State-Commissioned Report Finds RI Better Off Paying Back 38 Studios' Investors
A report commissioned by the Chafee administration has found that even under the best-case scenario, Rhode Island will be better off paying back bondholders who invested in the failed video-game company 38 Studios.
According to the findings from SJ Advisors, released Friday by the state Department of Administration, "Rhode Island debt would be downgraded from AA to the single B category by Standard & Poor’s Rating Services, which is below investment grade (speculative status) and from Aa2 to the Ba category (double B equivalent) by Moody’s Investment Service. This would put Rhode Island as the lowest state bond rating in the nation and would be considered 'Junk Bond' status by the industry. SJ Advisors noted in its conclusions that 'We expect that the rating agency reaction will be swift and severe, and that there will be a material and adverse effect on both the interest rates that the state pays when it issues debt and the market value of outstanding Rhode Island bonds.' ”

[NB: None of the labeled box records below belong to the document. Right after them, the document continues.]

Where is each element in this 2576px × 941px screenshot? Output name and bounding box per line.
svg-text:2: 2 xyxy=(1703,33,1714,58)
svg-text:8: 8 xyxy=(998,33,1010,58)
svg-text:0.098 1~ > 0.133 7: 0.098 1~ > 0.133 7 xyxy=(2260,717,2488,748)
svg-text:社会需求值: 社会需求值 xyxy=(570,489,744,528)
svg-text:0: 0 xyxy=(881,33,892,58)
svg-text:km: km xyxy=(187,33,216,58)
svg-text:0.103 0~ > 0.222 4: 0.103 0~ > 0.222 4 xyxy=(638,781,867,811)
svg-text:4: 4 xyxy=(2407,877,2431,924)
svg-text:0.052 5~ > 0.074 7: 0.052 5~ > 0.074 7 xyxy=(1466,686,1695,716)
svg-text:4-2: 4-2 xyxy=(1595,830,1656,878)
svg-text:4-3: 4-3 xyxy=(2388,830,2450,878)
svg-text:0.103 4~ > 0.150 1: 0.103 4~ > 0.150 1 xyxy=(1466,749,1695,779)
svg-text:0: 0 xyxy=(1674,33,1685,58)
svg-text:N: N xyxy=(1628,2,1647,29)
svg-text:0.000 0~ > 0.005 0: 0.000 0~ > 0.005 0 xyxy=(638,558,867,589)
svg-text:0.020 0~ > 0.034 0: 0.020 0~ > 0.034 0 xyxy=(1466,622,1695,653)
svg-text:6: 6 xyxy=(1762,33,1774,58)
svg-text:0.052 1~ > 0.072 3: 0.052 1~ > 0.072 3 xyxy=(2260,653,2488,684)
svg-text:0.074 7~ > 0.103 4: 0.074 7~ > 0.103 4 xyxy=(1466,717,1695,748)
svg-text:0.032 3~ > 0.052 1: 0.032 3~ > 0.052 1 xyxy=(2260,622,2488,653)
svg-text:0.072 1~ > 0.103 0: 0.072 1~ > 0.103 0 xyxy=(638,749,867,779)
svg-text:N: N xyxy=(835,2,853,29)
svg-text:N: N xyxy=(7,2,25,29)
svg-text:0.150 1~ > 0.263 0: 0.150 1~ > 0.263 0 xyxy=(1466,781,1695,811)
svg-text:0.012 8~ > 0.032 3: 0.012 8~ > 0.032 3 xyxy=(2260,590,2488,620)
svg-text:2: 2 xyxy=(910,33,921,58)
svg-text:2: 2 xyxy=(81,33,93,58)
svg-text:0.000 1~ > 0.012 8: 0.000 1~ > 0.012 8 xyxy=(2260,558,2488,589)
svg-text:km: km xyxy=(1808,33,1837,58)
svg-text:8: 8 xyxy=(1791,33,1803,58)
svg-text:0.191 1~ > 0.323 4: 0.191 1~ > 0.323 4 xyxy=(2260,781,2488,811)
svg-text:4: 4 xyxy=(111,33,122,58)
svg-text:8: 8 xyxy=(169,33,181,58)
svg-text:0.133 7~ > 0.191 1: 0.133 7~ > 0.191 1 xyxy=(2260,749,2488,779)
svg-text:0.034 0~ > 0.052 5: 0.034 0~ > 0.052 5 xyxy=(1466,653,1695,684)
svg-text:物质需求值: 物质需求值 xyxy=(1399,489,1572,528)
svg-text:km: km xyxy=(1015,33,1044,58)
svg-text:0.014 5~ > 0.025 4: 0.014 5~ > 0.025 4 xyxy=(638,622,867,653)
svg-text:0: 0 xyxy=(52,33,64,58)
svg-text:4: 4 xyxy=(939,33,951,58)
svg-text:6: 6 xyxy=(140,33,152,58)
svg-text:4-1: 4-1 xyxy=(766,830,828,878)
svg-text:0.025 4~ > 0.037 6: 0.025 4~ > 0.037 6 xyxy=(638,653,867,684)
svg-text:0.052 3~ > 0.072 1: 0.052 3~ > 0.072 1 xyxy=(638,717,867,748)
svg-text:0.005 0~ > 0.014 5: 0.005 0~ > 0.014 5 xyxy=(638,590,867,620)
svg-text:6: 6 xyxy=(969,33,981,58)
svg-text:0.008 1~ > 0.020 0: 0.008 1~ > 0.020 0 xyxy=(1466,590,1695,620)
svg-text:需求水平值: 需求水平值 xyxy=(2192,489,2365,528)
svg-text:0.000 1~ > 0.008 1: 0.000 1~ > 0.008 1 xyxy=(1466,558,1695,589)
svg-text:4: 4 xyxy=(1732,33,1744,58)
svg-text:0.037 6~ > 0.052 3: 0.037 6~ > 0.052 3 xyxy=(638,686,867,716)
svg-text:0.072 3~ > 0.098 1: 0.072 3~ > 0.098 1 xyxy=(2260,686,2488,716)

SJ Advisors says it developed models for best- middle and worst-case scenarios. It says that even under the best-case scenario, "the state is financially better off fulfilling its obligations and making the payments for the moral obligation bonds."
In the best-case scenario, the company say not appropriating money for bondholders would cost about $36 million more than debt service. Under the worst-case scenario, SJ Advisors says, the net impact would be $361.8 million.
Rhode Island taxpayers remain on the hook for about $90 million due to the bankruptcy of 38 Studios in 2012. The company had been lured to the state with a $75 million loan guarantee.
Governor Lincoln Chafee and other state leaders have steadily insisted that not paying back bondholers would hurt the state's reputation and impose excessive borrowing costs. The SJ Advisors report echoes that view, saying non-payment could "even taint the business environment."
Many lawmakers oppose repaying 38 Studios' bondholders, in part due to how the state isn't legally obligated to repay moral obligation bonds.
Chafee included a $12.3 million payment related to 38 Studios in his budget for the fiscal year starting July 1. That budget still awaits legislative approval.